The people who come to BLOWW arrive in queer and trans bodies carrying trauma from living in a closed-minded world. Whether it’s being a survivor of sexual trauma, struggling with gender dysphoria, or a fat person in a fatphobic world, BLOWW’s wrestlers are overcoming the narratives imposed on them by using their bodies to tell new, exciting stories.
Cherrill found BLOWW while struggling with PTSD following what she describes as “a violent act against her person from a dude.” She found tapes of the original GLOW and became fascinated with it. She decided to google “Boston women’s wrestling” and BLOWW, in its original iteration, came up. Cherrill says she wanted so badly to be part of the shows that she used the league as “a weird exposure-therapy experiment,” one that was ultimately successful for her.
“I think so many people appreciate the fantasy of pro wrestling and the experience of being a pro wrestler from a place of trauma,” Cherrill says. “You want to feel powerful, you want to feel strong, you want to feel lifted up, you want the crowd to cheer for you. And it’s a way to achieve that. We are naming the trauma and working through it together so we can have an expressive, creative experience and make violence a thing that doesn’t make us feel small.”
For many of the wrestlers, thinking about themselves as athletes is new territory. “As a fat person, I was a theater kid,” says Q-Rex. “This is the jockiest I’ve ever been. It’s been very strange trying to come up with social media profiles and stuff like that because I’m like, ‘Do I put ‘athlete?’ Do I put ‘entertainer?’ I guess I’m an athlete.”
As a member of BLOWW, Q-Rex gets to determine the way their body is used and represented during the show. Currently, they’re playing with the dual-meaning of the word “crush”: “I’m a big person [and a dinosaur] so I could, if I wanted to, be very physically intimidating”—could, you know, crush somebody. “But more likely than not, what will end up happening is I will think you’re cute and blush a bunch and not know what to do”—or have a crush on you. It’s something they’ve never really seen represented in wrestling and are excited about exploring, challenging stereotypes and expectations about fatness and how it shows up in the world.
Punky was recovering from cancer and coping with the recent death of their best friend when they found the league. They were looking for a way to connect with their body and use physicality to deal with their emotions. BLOWW was the perfect solution. “I never thought I would say I am a wrestler,” they said. “I never thought I could, I had no interest.”
“BLOWW taught me how to hold relationships in a healthy way and how to challenge myself in a safe way,” says Punky. “You have to get to know someone to let them touch you in certain ways when you’re wrestling, to trust them to pick you up and not drop you and break your head, because we’re risking our lives doing this. We are taking chances with each other.”
BLOWW, like the rest of the world, has adapted their schtick for the COVID era in order to survive. In May, they put on a virtual “Dungeons and Dropkicks” event using the roll of a DnD die to determine how the matches would go. They raised enough money to pay their taxes and keep their ring safely stored until shows can return. And on Aug. 15 they hosted NickeBLOWWdeon—“socially-distant digital sports entertainment” that included game shows, prizes, Slime, and “antics of the bygone era of ‘90s Nick content.” Proceeds from that show benefitted Black- and First Nations-led organizing causes.

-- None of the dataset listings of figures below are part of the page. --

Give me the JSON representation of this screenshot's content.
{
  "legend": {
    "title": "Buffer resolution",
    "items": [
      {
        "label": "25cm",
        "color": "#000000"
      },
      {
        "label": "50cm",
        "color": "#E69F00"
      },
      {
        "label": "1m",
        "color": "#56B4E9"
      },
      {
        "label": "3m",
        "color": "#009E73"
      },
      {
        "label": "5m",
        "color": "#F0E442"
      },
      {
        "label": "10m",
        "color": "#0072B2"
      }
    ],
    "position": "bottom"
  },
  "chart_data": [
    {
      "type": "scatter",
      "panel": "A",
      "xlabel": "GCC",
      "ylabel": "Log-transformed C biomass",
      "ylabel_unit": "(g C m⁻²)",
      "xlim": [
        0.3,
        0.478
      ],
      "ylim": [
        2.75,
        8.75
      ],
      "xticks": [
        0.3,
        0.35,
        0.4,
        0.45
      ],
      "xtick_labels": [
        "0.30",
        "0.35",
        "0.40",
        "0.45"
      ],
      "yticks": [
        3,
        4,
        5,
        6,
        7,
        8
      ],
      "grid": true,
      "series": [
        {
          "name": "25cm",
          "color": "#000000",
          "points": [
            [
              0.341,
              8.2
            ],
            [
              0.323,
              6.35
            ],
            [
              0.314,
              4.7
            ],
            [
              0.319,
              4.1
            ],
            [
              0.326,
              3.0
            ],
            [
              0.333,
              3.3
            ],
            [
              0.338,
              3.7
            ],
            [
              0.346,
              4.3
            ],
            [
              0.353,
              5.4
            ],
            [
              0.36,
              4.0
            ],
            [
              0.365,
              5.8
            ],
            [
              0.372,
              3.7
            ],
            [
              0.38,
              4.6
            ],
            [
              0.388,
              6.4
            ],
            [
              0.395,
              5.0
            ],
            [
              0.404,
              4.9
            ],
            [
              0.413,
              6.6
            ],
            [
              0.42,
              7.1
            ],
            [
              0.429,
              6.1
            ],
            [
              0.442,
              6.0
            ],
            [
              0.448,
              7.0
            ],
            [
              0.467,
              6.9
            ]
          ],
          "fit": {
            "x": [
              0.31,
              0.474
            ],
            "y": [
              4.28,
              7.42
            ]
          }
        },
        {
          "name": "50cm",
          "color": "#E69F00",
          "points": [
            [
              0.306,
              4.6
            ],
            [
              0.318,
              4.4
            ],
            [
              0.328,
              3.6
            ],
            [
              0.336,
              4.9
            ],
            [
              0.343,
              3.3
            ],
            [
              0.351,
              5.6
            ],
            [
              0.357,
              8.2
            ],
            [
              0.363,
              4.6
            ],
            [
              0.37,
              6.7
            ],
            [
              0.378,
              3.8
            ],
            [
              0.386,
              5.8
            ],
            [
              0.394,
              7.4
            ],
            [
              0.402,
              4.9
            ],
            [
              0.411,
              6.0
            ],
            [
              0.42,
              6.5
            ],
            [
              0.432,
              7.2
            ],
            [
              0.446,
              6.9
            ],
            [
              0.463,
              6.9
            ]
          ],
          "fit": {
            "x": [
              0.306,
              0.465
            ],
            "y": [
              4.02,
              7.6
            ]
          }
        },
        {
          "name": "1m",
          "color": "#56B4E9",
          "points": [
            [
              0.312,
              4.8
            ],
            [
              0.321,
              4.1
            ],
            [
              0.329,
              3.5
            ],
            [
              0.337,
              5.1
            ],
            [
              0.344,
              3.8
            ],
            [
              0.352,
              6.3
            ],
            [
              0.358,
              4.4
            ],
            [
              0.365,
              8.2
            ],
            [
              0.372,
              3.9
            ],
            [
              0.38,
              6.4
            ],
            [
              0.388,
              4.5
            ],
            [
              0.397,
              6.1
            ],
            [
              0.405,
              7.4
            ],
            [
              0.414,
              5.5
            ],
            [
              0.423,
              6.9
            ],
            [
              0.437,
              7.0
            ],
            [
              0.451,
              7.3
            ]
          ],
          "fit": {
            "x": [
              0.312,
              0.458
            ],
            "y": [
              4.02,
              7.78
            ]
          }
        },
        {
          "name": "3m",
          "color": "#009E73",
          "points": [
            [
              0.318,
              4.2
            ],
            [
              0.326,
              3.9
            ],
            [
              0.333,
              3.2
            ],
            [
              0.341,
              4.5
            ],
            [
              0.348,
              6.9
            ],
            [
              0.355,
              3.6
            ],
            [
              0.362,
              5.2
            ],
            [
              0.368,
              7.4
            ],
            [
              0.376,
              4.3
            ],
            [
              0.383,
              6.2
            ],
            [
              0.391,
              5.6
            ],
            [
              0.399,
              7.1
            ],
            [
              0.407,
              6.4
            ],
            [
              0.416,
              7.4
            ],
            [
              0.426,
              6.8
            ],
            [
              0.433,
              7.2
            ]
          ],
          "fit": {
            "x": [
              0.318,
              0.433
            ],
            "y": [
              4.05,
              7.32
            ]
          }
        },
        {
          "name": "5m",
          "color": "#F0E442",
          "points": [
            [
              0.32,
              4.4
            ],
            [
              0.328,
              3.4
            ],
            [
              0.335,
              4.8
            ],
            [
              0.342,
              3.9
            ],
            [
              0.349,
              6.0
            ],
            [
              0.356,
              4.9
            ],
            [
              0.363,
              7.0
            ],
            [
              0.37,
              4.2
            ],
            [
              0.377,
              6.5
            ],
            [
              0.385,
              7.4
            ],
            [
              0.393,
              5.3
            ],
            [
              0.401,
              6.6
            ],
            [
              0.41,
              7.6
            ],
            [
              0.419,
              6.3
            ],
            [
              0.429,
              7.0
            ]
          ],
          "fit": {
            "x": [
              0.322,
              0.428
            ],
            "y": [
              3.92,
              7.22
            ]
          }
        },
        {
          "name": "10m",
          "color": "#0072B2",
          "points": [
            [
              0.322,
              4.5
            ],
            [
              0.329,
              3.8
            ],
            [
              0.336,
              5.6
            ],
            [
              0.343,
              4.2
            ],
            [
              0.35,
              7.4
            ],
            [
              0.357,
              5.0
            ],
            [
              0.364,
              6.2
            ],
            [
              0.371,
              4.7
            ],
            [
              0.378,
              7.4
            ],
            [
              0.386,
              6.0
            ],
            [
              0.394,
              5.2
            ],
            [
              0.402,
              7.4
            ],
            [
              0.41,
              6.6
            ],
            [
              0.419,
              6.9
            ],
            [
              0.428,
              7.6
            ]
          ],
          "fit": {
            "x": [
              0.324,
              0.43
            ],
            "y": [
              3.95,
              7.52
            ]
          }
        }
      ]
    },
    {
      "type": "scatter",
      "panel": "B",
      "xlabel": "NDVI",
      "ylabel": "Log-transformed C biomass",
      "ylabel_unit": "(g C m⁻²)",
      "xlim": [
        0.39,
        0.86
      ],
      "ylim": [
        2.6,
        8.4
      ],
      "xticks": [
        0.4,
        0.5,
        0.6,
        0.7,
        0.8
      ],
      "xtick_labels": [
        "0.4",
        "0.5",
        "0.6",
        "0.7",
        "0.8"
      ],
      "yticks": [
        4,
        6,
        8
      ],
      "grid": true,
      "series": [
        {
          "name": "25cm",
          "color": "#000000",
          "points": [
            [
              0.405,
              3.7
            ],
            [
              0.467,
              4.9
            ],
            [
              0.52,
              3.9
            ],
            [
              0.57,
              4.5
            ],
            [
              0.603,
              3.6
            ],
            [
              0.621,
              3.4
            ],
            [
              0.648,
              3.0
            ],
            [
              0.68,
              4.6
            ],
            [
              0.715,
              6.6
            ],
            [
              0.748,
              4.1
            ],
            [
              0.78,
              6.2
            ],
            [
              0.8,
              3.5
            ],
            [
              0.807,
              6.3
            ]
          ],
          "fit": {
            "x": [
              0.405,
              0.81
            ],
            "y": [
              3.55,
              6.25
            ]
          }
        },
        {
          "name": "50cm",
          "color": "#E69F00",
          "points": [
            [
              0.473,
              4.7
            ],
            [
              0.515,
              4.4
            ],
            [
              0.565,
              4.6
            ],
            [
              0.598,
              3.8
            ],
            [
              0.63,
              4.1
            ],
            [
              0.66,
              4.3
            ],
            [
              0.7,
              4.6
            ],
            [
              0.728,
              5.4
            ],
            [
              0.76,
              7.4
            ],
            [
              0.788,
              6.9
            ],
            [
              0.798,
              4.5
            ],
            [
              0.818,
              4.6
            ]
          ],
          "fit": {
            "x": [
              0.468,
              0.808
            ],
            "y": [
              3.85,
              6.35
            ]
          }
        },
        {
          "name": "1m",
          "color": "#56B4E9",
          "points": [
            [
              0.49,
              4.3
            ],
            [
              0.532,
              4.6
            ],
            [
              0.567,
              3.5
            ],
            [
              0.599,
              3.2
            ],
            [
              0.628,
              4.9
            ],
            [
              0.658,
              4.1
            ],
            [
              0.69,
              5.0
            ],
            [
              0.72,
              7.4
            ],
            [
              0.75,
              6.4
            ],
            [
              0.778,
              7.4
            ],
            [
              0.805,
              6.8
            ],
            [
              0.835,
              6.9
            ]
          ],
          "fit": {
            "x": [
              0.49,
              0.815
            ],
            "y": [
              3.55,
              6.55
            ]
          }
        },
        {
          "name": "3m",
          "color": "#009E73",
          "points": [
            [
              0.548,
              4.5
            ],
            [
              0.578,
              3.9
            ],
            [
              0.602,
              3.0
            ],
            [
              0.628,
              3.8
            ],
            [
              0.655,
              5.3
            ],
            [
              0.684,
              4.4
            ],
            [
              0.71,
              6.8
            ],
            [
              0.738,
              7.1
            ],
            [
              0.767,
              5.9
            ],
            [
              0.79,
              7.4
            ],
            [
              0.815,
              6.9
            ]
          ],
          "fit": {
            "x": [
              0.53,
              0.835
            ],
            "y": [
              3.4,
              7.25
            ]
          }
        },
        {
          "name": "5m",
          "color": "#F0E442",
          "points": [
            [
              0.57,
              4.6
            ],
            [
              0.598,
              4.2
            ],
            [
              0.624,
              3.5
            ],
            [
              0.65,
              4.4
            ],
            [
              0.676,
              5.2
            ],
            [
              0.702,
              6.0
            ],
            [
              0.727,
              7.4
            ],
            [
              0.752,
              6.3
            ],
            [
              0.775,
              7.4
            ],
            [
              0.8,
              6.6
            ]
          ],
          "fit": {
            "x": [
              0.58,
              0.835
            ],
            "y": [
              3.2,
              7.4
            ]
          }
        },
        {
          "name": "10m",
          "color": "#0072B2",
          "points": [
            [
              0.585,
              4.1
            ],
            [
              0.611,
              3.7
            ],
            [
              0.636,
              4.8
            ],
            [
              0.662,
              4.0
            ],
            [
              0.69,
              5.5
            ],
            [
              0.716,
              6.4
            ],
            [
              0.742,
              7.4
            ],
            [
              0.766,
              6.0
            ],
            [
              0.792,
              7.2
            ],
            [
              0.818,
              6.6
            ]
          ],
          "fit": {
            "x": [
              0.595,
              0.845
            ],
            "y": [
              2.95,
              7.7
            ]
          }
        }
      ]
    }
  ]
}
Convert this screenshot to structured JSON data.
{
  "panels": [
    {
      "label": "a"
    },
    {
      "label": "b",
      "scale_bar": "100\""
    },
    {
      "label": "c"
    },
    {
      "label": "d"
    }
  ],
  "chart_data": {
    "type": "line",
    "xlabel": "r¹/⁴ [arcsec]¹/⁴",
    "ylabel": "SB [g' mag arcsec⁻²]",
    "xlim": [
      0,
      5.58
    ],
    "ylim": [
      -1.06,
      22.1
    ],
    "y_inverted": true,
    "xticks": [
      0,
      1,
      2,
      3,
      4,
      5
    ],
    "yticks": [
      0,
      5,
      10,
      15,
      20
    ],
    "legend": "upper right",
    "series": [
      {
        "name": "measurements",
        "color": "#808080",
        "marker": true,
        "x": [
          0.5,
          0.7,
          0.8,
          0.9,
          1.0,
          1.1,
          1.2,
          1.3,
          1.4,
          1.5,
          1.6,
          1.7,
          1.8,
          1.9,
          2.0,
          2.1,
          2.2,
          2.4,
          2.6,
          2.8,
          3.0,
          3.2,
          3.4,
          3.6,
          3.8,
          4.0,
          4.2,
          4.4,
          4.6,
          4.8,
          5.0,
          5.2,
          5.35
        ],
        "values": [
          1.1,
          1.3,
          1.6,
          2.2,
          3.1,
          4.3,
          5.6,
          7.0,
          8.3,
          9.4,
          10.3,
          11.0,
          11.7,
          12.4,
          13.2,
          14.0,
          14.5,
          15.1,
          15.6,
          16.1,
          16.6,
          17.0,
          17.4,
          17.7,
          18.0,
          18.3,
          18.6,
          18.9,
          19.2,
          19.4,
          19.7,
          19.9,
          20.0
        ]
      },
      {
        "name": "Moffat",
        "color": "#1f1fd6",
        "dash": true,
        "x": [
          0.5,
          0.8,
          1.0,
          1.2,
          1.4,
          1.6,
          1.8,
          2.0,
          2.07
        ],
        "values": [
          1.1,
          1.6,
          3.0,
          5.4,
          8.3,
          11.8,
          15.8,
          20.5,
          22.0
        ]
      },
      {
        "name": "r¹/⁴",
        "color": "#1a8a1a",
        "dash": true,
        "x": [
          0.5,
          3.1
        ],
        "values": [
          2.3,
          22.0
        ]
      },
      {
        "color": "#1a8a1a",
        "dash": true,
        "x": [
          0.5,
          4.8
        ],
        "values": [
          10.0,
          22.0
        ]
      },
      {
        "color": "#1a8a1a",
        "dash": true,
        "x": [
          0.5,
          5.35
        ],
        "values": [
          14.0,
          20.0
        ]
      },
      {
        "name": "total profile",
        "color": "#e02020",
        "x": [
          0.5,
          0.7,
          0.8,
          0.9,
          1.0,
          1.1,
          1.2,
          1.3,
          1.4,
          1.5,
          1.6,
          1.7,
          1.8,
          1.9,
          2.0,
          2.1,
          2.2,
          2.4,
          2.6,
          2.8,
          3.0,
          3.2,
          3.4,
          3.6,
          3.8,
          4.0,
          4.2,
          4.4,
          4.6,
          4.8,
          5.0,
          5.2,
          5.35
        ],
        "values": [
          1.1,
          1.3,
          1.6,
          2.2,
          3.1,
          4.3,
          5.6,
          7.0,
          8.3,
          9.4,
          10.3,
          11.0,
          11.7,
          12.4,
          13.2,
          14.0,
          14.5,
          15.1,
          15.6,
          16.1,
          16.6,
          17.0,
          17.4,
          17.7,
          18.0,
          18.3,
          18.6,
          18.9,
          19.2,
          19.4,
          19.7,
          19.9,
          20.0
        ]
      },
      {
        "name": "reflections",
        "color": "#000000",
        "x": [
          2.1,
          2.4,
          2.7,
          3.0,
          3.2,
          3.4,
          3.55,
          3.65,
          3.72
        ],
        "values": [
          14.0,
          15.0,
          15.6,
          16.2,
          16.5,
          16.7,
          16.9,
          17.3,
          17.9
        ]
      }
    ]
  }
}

“I really love sports. There’s something beautifully primitive and human about collectively yelling,” says Susie Newsie. “But there’s been no full, 100-percent ability to walk into an athletic sports space and feel like, ‘I belong here.’ And I feel like BLOWW provides that space and that release. You can yell for the good guys and the bad guys without wondering if this space is for you.”